Deflation sets in, and it deepens.

The Quiet Part…

…out loud, to coin a hackneyed, but cogent, phrase.

On the matter of Federal government industrial farm policy, the Biden administration has made itself crystalline. This is the backdrop:

In January 1994, the North American Free Trade Agreement went into effect, followed by other trade pacts, which significantly increased commercial opportunities for American farmers. Those arrangements have borne great fruit: US agriculture exports stood at $196 billion in 2022, up from $62.8 billion in 1997.

President Joe Biden’s (D) National Security Advisor, Jake Sullivan, doesn’t like that, but in a recent speech, Sullivan went even more broad than just NAFTA, to openly disparage the general policy environment surrounding the development of that treaty. Sullivan lamented that this era of policy was one that

championed tax cutting and deregulation, privatization over public action, and trade liberalization as an end in itself.

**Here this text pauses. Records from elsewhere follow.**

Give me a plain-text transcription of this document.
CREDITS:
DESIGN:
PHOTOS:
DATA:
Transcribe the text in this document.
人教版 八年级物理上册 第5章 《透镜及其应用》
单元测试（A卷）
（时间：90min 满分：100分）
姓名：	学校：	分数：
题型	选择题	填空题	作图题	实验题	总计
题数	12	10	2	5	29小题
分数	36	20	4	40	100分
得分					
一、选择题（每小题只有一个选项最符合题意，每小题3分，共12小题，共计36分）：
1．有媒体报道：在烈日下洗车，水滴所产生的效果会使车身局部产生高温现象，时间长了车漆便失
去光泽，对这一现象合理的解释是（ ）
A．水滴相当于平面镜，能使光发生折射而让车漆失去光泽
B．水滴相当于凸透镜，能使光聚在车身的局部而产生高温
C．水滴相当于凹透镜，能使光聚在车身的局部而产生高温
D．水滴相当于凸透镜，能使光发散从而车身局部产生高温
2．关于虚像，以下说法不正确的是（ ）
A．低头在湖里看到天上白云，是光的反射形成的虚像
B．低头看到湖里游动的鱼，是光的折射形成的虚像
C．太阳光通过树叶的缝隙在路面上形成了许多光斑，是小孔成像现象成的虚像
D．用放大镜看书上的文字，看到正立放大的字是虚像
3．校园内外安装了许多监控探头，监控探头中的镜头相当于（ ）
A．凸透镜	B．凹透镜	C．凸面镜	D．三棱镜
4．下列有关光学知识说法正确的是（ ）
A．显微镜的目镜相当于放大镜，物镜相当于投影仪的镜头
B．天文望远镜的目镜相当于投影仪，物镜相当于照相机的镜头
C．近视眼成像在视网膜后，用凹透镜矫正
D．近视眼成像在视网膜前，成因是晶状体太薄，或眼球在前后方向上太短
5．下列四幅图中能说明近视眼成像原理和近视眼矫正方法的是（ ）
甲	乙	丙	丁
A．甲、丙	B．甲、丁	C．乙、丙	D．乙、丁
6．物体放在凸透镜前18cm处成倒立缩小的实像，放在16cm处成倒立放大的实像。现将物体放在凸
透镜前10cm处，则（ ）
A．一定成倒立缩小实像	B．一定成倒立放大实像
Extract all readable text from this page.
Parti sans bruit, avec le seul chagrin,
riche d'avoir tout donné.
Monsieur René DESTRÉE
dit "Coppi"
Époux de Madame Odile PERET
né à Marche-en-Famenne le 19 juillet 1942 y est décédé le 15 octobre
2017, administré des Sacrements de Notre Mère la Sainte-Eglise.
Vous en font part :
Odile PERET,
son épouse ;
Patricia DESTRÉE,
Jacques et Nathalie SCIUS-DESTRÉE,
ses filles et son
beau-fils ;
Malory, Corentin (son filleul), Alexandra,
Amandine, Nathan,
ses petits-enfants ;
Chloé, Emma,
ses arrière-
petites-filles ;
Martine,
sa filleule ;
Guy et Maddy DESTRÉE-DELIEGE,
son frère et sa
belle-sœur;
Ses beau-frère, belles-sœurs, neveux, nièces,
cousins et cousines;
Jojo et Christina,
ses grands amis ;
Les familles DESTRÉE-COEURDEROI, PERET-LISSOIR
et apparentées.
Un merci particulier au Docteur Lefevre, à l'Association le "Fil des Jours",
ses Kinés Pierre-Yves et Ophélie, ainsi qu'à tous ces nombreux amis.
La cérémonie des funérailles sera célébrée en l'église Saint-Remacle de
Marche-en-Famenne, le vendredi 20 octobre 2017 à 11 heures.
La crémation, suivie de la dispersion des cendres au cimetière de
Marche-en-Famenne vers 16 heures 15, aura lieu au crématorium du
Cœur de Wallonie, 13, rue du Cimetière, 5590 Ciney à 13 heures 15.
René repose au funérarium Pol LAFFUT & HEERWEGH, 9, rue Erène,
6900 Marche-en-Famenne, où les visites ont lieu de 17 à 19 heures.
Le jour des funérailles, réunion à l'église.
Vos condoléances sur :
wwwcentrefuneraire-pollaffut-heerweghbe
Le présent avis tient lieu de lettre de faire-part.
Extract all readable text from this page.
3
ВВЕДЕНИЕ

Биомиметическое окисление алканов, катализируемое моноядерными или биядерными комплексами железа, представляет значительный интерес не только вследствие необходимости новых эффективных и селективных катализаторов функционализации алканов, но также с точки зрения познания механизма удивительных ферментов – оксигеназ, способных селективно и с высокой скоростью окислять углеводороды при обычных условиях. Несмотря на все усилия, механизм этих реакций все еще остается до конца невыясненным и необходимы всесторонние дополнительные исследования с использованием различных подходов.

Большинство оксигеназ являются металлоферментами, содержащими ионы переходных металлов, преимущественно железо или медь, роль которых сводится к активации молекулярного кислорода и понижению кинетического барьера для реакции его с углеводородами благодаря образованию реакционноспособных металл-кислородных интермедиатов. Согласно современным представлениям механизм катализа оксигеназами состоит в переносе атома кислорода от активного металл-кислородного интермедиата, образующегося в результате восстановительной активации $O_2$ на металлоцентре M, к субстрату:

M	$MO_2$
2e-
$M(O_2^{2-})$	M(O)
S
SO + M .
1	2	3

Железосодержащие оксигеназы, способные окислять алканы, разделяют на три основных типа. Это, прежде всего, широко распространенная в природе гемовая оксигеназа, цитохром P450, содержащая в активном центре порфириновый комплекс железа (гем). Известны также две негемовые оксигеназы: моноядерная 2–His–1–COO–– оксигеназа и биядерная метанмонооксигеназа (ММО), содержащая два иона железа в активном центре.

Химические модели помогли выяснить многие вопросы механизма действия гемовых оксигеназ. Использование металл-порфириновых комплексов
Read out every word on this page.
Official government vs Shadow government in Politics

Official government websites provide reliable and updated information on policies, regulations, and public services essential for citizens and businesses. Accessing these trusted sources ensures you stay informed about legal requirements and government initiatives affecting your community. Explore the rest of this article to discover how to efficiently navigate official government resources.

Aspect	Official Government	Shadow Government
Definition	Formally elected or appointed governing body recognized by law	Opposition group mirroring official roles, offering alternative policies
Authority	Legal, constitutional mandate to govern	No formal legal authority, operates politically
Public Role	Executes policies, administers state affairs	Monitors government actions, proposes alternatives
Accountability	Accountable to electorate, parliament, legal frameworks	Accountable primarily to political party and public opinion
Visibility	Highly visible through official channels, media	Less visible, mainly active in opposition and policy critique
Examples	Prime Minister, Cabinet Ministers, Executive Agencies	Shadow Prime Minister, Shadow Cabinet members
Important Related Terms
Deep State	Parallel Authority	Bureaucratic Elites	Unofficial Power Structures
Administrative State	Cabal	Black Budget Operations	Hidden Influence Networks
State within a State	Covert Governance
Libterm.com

Because leaving more money in the hands of us ordinary citizens by taking less of it as taxes, by reducing our cost of doing business by getting regulations out of our way, is inherently bad, says this maven of the Progressive-Democratic Party. Even more: public action must take precedence over private action—because, apparently, Government Knows Better than us ignorant ordinary citizens. And trade liberalization, which further reduces our costs, is a bad end in itself.

This demand that Government must control what our private enterprises produce is a well-understood and textbook…ideology…regarding the importance of government control over our lives. And it’s a central plank of the Progressive-Democratic Party platform.